If we assume a normal distribution of returns, the analysis also implies there is a 45.4 per cent chance that CL will have a return greater than 10% at the end of 13-weeks. Alternatively, CL has a 6.9% chance of dropping more than 10% in 13-weeks. Indeed, it is the estimation of the probability of an outcome that makes this inference model a foundation for an algorithmic trading strategy.
For now we’ll stick to trying to understand how the statistical inferences work, and how they respond to changing conditions. Let’s go back to the example stocks presented in the
last editorial – Apple Inc. (
AAPL-Q) and Hewlett Packard (
HPQ-N). Since that editorial AAPL has rallied from $462.54 to above $500 and is now out-performing the market in the past 13-weeks by 17%. What are the new statistical inferences we can make from Apple’s current observation?

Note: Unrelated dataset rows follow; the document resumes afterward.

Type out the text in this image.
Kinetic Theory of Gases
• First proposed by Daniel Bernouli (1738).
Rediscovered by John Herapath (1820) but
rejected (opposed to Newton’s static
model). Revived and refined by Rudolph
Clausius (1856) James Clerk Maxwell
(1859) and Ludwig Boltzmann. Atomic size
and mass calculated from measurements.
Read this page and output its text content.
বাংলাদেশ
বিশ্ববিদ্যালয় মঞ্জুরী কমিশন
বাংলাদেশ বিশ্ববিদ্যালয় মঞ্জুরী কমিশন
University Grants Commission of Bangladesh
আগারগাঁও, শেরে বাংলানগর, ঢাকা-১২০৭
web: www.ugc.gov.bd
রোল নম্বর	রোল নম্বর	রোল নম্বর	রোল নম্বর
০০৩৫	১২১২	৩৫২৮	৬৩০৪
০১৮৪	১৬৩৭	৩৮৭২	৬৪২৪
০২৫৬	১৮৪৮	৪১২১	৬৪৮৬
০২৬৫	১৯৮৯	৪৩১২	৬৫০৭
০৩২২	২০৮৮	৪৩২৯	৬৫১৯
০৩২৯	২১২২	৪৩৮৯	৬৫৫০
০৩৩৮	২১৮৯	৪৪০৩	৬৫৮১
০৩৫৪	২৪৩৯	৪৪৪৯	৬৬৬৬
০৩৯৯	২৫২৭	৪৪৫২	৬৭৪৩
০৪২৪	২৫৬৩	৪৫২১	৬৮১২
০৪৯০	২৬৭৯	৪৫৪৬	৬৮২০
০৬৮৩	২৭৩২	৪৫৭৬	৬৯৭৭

The mean of the population is now estimated to be between -1.3% and 4.9%, while at Aug 2 the interval was estimated to be inside 0.3% and 3.2%. The expected return of AAPL has improved, but not enough to change its relative performance expectations versus other big cap stocks. Returning to HPQ, here is its current ST Report and the returns that are inferred from this observation:
Here the statistical inference of the population mean for observations similar to HPQ continue to be higher than AAPL’s even though its share price has dropped marginally from $27 to $26.42. The analysis still supports a HPQ buy over an AAPL buy.
Are there characteristics of trend and momentum that show statistical evidence of future market out-performance? We would need more time periods of analysis to make any attempt at systematic filtering for optimal combinations, but the current data presented by large cap stocks supports a well-known adage: the trend is your friend. Most of the highest ranked statistical combinations involve rather lengthy, established trends.
Stock Trends will work toward making the analysis an important part of our weekly reports. For now, future editorials will commence a weekly selection of top and bottom ranked stocks as determined by the statistical inferences described here.